É dificil acreditar, mas meu primeiro beijo
foi num ônibus, na volta da escola. E sabem com quem? Com o Cultura
Inútil! Pode? Até que foi legal. Nem eu nem ele sabíamos exatamente o
que era "o beijo". Só de filme. Estávamos virgens nesse assunto, e
morrendo de medo. Mas aprendemos. E foi assim...
Não sei se numa aula de Biologia ou de Química, o Culta tinha me mandado um dos seus milhares de bilhetinhos:
" Você é a glicose do meu metabolismo.
Te amo muito!
Paracelso"
E assinou com uma letrinha miúda:
Paracelso. Paracelso era outro apelido dele. Assinou com letrinha tão
minúscula que quase tive dó, tive pena, instinto maternal, coisas de
mulher...E também não sei por que: resolvi dar uma chance pra ele, mesmo
sem saber que tipo de lance ia rolar.
No dia seguinte, depois do inglês, pediu pra me acompanhar até em casa. No ônibus, veio com o seguinte papo:
- Um beijo pode deixar a gente exausto, sabia? - Fiz cara de desentendida.
Mas ele continuou:
- Dependendo do beijo, a gente põe em ação
29 músculos, consome cerca de 12 calorias e acelera o coração de 70 para
150 batidas por minuto. - Aí ele tomou coragem e pegou na minha mão.
Mas continuou salivando seus perdigotos:
- A gente também gasta, na saliva, nada
menos que 9 mg de água; 0,7 mg de albumina; 0,18 g de substâncias
orgânica; 0,711 mg de matérias graxas; 0,45 mg de sais e pelo menos 250
bactérias...
Aí o bactéria falante aproximou o rosto do
meu e, tremendo, tirou seus óculos, tirou os meus, e ficamos nos
olhando, de pertinho. O bastante para que eu descobrisse que, sem os
óculos, seus olhos eram bonitos e expressivos, azuis e brilhantes. E
achei gostoso aquele calorzinho que envolvia o corpo da gente. Ele
beijou a pontinha do meu nariz, fechei os olhos e senti sua respiração
ofegante. Seus lábios tocaram os meus. Primeiro de leve, depois com mais
força, e então nos abraçamos de bocas coladas, por alguns segundos.

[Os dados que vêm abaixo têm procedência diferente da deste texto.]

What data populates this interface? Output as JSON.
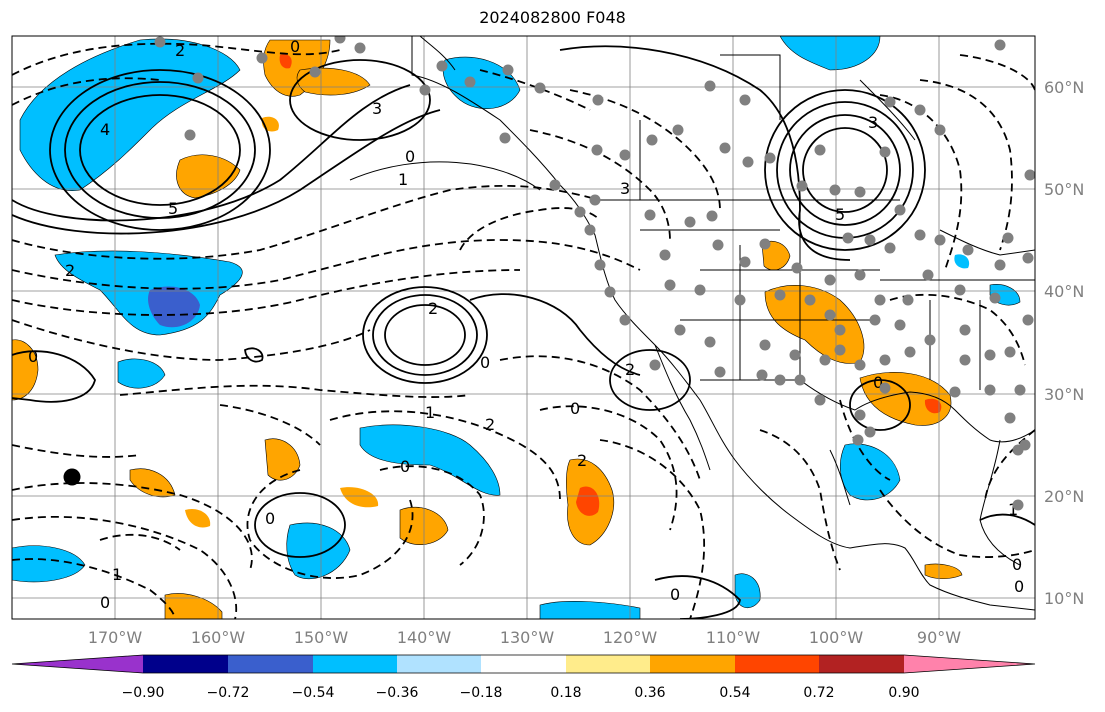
{
  "title": "2024082800 F048",
  "map": {
    "lon_ticks": [
      "170°W",
      "160°W",
      "150°W",
      "140°W",
      "130°W",
      "120°W",
      "110°W",
      "100°W",
      "90°W"
    ],
    "lat_ticks": [
      "60°N",
      "50°N",
      "40°N",
      "30°N",
      "20°N",
      "10°N"
    ],
    "marker_color": "#808080",
    "contour_labels": [
      "0",
      "2",
      "3",
      "0",
      "1",
      "5",
      "4",
      "3",
      "5",
      "3",
      "2",
      "2",
      "0",
      "0",
      "1",
      "0",
      "2",
      "0",
      "2",
      "0",
      "1",
      "0",
      "2",
      "0",
      "1",
      "0",
      "0",
      "0"
    ]
  },
  "colorbar": {
    "ticks": [
      "−0.90",
      "−0.72",
      "−0.54",
      "−0.36",
      "−0.18",
      "0.18",
      "0.36",
      "0.54",
      "0.72",
      "0.90"
    ],
    "colors": [
      "#9932cc",
      "#00008b",
      "#3a5fcd",
      "#00bfff",
      "#b0e2ff",
      "#ffffff",
      "#ffec8b",
      "#ffa500",
      "#ff4500",
      "#b22222",
      "#ff82ab"
    ]
  }
}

E de reperente o ônibus já havia chegado no ponto final e já tínhamos transposto , juntos, o abismo do primeiro beijo.
Desci, cheguei em casa, nos beijamos de
novo no portão do prédio, e aí ficamos apaixonados por vária semanas.
Até que o mundo rolou, as luas vieram e voltaram, o tempo se esqueceu do
tempo, as contas de telefone aumentaram, depois diminuíram...e foi
ficando nisso. Normal. Que nem meu primeiro beijo. Mas foi inesquecível!
BARRETO, Antonio. Meu primeiro beijo. Balada do primeiro amor. São Paulo: FTD, 1977. p. 134-6.